I live in Bristol UK literary fiction and crime are my books of choice and when not reading I like to run
A powerful voice in Irish writing returns with an evocative novel illustrating once again the misery, pain and ruined lives caused by the sexual abuse scandal prevalent within the Catholic Church from the 1950's. Victor Forde is now a lone single man who spends part of each day in Donnelly's public house. He makes the acquaintance of Fitzpatrick, who he instantly takes a dislike to. There is something strange and unwarranted about this individual, that wakes some very painful memories in the mind of Forde, and in particular the time he spent as a child within the care of the Christian Brothers.
What is astounding and memorable about "Smile" is the author's direct, compelling brutal and unforgivable method of storytelling.
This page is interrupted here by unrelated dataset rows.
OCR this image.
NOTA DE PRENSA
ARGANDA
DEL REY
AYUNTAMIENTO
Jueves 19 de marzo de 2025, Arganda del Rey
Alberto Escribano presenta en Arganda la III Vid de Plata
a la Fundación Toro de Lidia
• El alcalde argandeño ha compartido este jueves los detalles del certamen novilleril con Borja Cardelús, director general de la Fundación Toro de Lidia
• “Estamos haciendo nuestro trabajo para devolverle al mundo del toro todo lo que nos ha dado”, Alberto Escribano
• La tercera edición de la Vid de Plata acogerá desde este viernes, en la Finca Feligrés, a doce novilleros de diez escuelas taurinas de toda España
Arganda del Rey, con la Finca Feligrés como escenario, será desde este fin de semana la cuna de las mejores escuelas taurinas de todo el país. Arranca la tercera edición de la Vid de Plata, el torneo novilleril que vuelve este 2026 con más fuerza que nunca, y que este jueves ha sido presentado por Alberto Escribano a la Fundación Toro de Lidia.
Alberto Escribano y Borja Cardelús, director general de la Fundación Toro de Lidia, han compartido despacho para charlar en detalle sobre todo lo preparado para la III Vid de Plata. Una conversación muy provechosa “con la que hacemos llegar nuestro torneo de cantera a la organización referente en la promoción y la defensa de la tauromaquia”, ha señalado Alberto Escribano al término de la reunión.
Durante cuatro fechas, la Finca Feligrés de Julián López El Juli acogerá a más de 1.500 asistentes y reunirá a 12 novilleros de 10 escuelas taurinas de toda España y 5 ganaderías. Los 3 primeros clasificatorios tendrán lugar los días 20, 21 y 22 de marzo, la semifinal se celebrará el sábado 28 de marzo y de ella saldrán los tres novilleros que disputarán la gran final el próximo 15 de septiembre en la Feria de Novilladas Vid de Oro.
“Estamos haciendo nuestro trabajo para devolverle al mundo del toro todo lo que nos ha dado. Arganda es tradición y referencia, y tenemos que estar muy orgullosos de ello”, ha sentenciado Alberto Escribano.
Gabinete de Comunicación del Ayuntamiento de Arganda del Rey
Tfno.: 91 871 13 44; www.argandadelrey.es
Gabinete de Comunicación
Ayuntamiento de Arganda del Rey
This makes me want to revisit classics I read many years ago and in particular The Van and the wonderfully titled Paddy Clarke ha ha. It is so refreshing to read his simple style of prose that forms an instant connection with the reader, and makes him loathe and pity Forde in equal measures. ..." a man of my age going back to some wrinkled version of his childhood. Looking for the girls he'd fancied forty years before"...."I was so bored, so heavy with the physical weight of it, I could have cried"......"Do you want it? No, thanks, I said. It was nice talking to you she said. She died five months later."..."It was the last time I slept in my mother's house and it was the last time I went for pints with the lads. Two of them are dead. I miss them like I miss my father.".....
The conclusion of this story was never going to make pleasant reading, it was unforeseen, sudden and yet an apt and fitting ending to a novel that will remain with my for many weeks and months. A monumental achievement and a welcome return to one of Ireland's most talented of writers. Many thanks to Random House uk and netgalley for a gratis copy in exchange for an honest review and that is what I have written.